Sengketa Lahan Memanas, Orangtua Siswa Bentrok dengan Pihak Pesantren di Maros
- calendar_month 3 jam yang lalu
- visibility 9
- comment 0 komentar
- print Cetak

#image_title
info Atur ukuran teks artikel ini untuk mendapatkan pengalaman membaca terbaik.
Sengketa Lahan Memanas, Orangtua Siswa Bentrok dengan Pihak Pesantren di Maros
Perselisihan terkait kepemilikan dan pengelolaan lahan di Kabupaten Maros, Sulawesi Selatan, memanas hingga melibatkan orangtua siswa dan pihak pesantren. Konflik tersebut menjadi perhatian setelah terjadi benturan antara kedua pihak di tengah persoalan lahan yang hingga kini masih menjadi sumber perselisihan.
Permasalahan lahan tersebut tidak hanya berdampak pada hubungan antara pihak-pihak yang berselisih, tetapi juga ikut menyeret lingkungan pendidikan. Kehadiran orangtua siswa dalam persoalan tersebut menunjukkan bahwa konflik telah berkembang menjadi persoalan yang lebih luas dan berpotensi mengganggu suasana belajar serta aktivitas di lingkungan pesantren.
Perselisihan mengenai lahan pada dasarnya merupakan persoalan yang membutuhkan penyelesaian melalui mekanisme hukum dan komunikasi yang baik. Perbedaan klaim mengenai kepemilikan, penguasaan, maupun pemanfaatan tanah dapat menimbulkan ketegangan apabila tidak segera mendapatkan titik temu dari pihak-pihak yang berkepentingan.

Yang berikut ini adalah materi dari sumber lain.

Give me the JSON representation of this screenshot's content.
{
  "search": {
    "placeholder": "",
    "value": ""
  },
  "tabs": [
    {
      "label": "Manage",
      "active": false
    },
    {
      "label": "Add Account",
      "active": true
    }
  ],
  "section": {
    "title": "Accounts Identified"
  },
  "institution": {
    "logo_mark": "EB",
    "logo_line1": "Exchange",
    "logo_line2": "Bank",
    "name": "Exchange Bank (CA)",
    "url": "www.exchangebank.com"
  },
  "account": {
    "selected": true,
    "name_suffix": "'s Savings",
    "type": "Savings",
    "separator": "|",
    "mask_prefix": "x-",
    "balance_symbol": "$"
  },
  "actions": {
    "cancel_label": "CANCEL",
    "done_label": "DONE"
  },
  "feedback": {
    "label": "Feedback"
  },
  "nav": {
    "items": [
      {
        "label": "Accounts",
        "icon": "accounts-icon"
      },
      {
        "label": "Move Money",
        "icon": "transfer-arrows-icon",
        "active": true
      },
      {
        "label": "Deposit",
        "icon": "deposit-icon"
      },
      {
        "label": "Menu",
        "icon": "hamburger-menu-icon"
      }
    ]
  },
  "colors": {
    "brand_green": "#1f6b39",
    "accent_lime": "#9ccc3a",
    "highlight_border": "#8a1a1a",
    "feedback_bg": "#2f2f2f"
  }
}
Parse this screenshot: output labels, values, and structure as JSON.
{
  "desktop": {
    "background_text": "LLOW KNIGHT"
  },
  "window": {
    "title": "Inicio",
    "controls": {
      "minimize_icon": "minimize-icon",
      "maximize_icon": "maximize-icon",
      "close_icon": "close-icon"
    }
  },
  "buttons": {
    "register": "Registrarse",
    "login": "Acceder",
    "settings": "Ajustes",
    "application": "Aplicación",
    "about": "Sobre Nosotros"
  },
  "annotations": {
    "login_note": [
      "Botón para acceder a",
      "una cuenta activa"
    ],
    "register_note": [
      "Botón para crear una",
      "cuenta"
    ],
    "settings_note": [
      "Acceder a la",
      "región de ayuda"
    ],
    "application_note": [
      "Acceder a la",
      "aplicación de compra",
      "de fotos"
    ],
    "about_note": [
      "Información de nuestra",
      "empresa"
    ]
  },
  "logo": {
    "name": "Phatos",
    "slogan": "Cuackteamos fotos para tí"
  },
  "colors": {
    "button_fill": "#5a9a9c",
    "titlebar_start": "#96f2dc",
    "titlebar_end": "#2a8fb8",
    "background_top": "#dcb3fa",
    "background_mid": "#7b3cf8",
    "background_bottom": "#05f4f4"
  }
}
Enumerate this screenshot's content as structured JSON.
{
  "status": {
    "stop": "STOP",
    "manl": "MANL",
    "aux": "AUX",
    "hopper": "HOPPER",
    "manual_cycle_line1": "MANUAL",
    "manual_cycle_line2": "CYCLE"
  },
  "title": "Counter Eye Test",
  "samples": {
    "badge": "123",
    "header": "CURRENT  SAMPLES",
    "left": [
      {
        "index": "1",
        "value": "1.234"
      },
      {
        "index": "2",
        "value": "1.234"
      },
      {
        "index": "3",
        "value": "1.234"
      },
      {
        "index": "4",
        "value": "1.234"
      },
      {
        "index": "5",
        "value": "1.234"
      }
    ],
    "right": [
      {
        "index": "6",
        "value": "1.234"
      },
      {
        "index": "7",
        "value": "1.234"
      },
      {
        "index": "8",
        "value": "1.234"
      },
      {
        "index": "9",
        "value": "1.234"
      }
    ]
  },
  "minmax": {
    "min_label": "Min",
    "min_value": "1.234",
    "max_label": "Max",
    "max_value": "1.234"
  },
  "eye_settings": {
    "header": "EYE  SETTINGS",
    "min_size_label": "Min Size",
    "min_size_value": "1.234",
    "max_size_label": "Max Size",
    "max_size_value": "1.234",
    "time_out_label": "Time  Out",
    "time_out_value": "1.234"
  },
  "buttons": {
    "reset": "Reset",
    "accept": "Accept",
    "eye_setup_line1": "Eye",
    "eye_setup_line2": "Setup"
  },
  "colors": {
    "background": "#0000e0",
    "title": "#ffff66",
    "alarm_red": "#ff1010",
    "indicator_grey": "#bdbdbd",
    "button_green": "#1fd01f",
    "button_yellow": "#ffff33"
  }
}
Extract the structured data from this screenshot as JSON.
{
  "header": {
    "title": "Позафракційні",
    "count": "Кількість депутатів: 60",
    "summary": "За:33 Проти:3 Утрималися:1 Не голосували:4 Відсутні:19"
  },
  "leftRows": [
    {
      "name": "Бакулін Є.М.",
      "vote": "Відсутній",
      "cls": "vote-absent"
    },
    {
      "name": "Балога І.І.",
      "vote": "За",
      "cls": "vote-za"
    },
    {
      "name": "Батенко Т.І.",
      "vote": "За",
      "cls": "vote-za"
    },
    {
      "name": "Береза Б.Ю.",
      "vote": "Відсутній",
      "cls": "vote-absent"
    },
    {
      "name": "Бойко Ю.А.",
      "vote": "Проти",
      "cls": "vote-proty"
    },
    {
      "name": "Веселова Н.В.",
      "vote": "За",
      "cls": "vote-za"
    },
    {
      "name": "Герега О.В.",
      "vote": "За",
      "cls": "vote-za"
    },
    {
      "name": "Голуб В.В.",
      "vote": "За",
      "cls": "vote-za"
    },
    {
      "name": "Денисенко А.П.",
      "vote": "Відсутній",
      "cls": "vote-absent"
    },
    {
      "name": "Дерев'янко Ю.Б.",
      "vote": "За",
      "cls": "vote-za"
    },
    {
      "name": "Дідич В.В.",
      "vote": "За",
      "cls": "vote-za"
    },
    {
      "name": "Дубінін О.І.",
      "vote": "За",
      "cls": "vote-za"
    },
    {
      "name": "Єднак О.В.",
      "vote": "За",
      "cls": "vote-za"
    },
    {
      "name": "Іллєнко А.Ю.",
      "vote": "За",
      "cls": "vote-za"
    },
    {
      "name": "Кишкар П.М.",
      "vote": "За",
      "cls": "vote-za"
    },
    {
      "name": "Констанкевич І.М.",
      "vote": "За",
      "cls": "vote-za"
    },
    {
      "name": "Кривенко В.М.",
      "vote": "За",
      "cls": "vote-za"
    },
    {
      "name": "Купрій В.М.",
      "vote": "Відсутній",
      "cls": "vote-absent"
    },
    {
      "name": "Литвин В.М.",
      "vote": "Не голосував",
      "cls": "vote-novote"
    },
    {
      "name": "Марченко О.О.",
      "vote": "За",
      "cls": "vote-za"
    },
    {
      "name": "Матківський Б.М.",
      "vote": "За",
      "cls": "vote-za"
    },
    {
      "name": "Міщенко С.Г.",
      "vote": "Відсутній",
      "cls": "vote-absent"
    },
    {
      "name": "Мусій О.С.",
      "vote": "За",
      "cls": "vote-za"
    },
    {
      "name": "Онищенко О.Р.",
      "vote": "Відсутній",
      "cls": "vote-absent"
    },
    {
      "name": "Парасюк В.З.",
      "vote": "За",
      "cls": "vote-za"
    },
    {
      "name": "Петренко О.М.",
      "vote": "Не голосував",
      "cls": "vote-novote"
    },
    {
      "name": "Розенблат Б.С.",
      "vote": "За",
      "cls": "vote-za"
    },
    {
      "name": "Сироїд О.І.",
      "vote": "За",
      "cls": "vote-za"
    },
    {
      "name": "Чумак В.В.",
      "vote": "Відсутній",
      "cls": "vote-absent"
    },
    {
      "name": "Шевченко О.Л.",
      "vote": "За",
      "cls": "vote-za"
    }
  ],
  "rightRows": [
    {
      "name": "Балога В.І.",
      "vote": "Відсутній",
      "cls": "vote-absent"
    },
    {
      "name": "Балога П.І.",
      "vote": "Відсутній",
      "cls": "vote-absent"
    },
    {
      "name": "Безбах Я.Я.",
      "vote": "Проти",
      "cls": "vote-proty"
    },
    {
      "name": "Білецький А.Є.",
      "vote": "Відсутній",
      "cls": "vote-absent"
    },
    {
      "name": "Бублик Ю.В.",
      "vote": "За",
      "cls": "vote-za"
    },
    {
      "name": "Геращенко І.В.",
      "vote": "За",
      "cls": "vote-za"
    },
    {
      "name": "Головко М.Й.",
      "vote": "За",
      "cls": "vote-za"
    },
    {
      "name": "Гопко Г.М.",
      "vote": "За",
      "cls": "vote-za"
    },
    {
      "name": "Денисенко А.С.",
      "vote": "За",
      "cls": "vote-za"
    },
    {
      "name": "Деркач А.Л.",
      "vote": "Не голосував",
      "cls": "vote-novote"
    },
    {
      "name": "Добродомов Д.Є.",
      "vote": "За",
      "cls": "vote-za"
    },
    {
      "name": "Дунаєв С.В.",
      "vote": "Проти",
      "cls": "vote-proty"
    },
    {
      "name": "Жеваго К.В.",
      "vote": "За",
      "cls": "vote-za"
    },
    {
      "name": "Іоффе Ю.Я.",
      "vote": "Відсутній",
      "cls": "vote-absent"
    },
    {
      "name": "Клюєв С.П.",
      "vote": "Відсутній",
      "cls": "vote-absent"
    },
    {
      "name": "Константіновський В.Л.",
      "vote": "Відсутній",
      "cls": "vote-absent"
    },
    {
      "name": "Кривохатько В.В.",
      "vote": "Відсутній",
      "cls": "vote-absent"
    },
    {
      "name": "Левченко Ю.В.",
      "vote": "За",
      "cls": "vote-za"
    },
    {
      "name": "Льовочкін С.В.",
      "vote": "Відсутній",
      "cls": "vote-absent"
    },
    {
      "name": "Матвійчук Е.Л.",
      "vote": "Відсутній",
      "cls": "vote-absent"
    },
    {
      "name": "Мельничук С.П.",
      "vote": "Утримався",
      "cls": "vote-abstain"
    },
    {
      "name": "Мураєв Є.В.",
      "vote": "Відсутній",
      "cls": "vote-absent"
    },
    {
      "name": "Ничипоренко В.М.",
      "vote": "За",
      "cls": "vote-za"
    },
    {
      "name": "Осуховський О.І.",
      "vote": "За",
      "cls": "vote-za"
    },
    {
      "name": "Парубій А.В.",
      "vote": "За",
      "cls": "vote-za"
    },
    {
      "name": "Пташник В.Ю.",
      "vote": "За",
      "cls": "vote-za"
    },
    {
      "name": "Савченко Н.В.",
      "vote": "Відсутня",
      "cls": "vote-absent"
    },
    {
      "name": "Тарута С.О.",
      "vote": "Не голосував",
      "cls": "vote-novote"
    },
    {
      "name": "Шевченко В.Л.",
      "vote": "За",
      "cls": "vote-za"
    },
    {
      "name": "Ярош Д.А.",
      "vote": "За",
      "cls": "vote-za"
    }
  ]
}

Dalam situasi seperti ini, penyelesaian secara damai menjadi langkah penting untuk mencegah konflik semakin meluas. Masing-masing pihak perlu memberikan ruang bagi proses klarifikasi dan pembuktian mengenai status lahan, sehingga persoalan tidak berkembang menjadi tindakan yang dapat merugikan masyarakat maupun mengganggu kegiatan pendidikan.
Pesantren sebagai lembaga pendidikan memiliki peran penting dalam membina para santri dan menjaga lingkungan belajar yang aman serta kondusif. Karena itu, persoalan yang berkaitan dengan sengketa lahan di sekitar lembaga pendidikan diharapkan dapat diselesaikan tanpa mengganggu kegiatan belajar mengajar maupun kepentingan para siswa.
Masyarakat juga diharapkan tidak mudah terprovokasi oleh informasi yang belum dapat dipastikan kebenarannya. Setiap perkembangan dalam sengketa tersebut sebaiknya diselesaikan berdasarkan bukti dan keterangan dari pihak yang berwenang, terutama apabila menyangkut status hukum suatu bidang tanah.
Aparat dan pemerintah daerah diharapkan dapat mengambil peran dalam menjaga situasi tetap aman sekaligus membantu membuka ruang dialog bagi pihak-pihak yang bersengketa. Pendekatan yang mengutamakan hukum dan mediasi diperlukan agar konflik tidak kembali memicu ketegangan di kemudian hari.
Penyelesaian sengketa secara tuntas menjadi penting agar aktivitas masyarakat dan pendidikan di kawasan tersebut dapat kembali berjalan normal. Kepastian mengenai status lahan juga diperlukan untuk mencegah munculnya perselisihan baru antara pihak-pihak yang berkepentingan.
Peristiwa tersebut menjadi pengingat bahwa persoalan pertanahan perlu ditangani secara hati-hati dan berdasarkan dokumen serta ketentuan hukum yang berlaku. Dengan penyelesaian yang transparan dan melibatkan seluruh pihak terkait, diharapkan konflik dapat berakhir tanpa menimbulkan dampak yang lebih luas bagi masyarakat Maros.